Jika valuasi pasca-IPO mencapai USD 1,75 triliun, nilai kepemilikan sahamnya akan melonjak hingga kisaran USD 735 miliar.

Ditambah aset di Tesla, xAI, dan unit bisnis lain, total kekayaan Musk berpotensi melewati USD 1 triliun.

Hal ini dapat menjadikannya triliuner dolar pertama dalam sejarah.

Melalui struktur saham kelas ganda, Musk tetap memegang kendali penuh dengan hak suara lebih dari 80%.

Skema ini membuatnya tidak dapat diberhentikan sebagai CEO dan bebas mengejar proyek berisiko tinggi.

Dampak Finansial bagi Investor dan Eksekutif

IPO SpaceX diproyeksikan mencetak kekayaan besar bagi eksekutif dan investor awal.

Nilai saham Presiden SpaceX Gwynne Shotwell dan CFO Bret Johnsen diperkirakan menembus USD 1 miliar.

Saham investor Antonio Gracias diprediksi melonjak hingga USD 70 miliar.

Sementara itu, kepemilikan saham Luke Nosek, salah satu pendiri PayPal, akan bernilai sekitar USD 5 miliar.

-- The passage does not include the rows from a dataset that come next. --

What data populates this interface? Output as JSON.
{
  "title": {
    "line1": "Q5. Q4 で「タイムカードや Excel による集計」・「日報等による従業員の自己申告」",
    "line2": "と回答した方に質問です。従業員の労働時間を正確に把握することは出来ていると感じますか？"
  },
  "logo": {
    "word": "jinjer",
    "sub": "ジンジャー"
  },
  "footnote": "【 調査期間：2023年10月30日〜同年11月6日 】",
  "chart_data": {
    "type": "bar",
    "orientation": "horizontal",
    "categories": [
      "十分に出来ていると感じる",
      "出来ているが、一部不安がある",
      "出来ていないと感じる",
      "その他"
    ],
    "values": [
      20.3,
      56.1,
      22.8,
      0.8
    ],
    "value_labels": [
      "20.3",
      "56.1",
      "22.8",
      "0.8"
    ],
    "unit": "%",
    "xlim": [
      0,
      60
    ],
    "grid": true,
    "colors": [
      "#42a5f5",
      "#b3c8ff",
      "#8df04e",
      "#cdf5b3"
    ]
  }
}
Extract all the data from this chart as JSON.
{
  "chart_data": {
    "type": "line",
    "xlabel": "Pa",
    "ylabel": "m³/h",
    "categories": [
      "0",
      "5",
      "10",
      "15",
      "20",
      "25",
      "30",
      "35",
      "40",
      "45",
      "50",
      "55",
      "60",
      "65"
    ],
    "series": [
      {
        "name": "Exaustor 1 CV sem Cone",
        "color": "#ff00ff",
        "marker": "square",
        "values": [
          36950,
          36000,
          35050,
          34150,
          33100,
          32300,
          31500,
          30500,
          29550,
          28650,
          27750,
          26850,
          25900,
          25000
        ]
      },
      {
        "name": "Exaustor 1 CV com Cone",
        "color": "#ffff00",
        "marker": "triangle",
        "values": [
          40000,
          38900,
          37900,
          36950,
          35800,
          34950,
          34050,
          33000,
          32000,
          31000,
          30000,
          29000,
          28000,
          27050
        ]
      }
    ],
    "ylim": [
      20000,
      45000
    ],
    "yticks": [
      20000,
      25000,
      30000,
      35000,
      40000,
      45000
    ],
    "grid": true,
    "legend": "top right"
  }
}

Valuasi USD 1,75 triliun akan menempatkan SpaceX di jajaran 10 perusahaan publik terbesar dunia, bersanding dengan Nvidia, Apple, Alphabet, dan Microsoft.

>>> MCMC Wajibkan Verifikasi Dokumen Resmi Media Sosial Mulai 1 Juni 2026

Meskipun demikian, SpaceX dilaporkan masih mencatat kerugian bersih USD 4,94 miliar pada 2025 akibat investasi besar-besaran untuk Starship, jaringan satelit, dan pengembangan AI.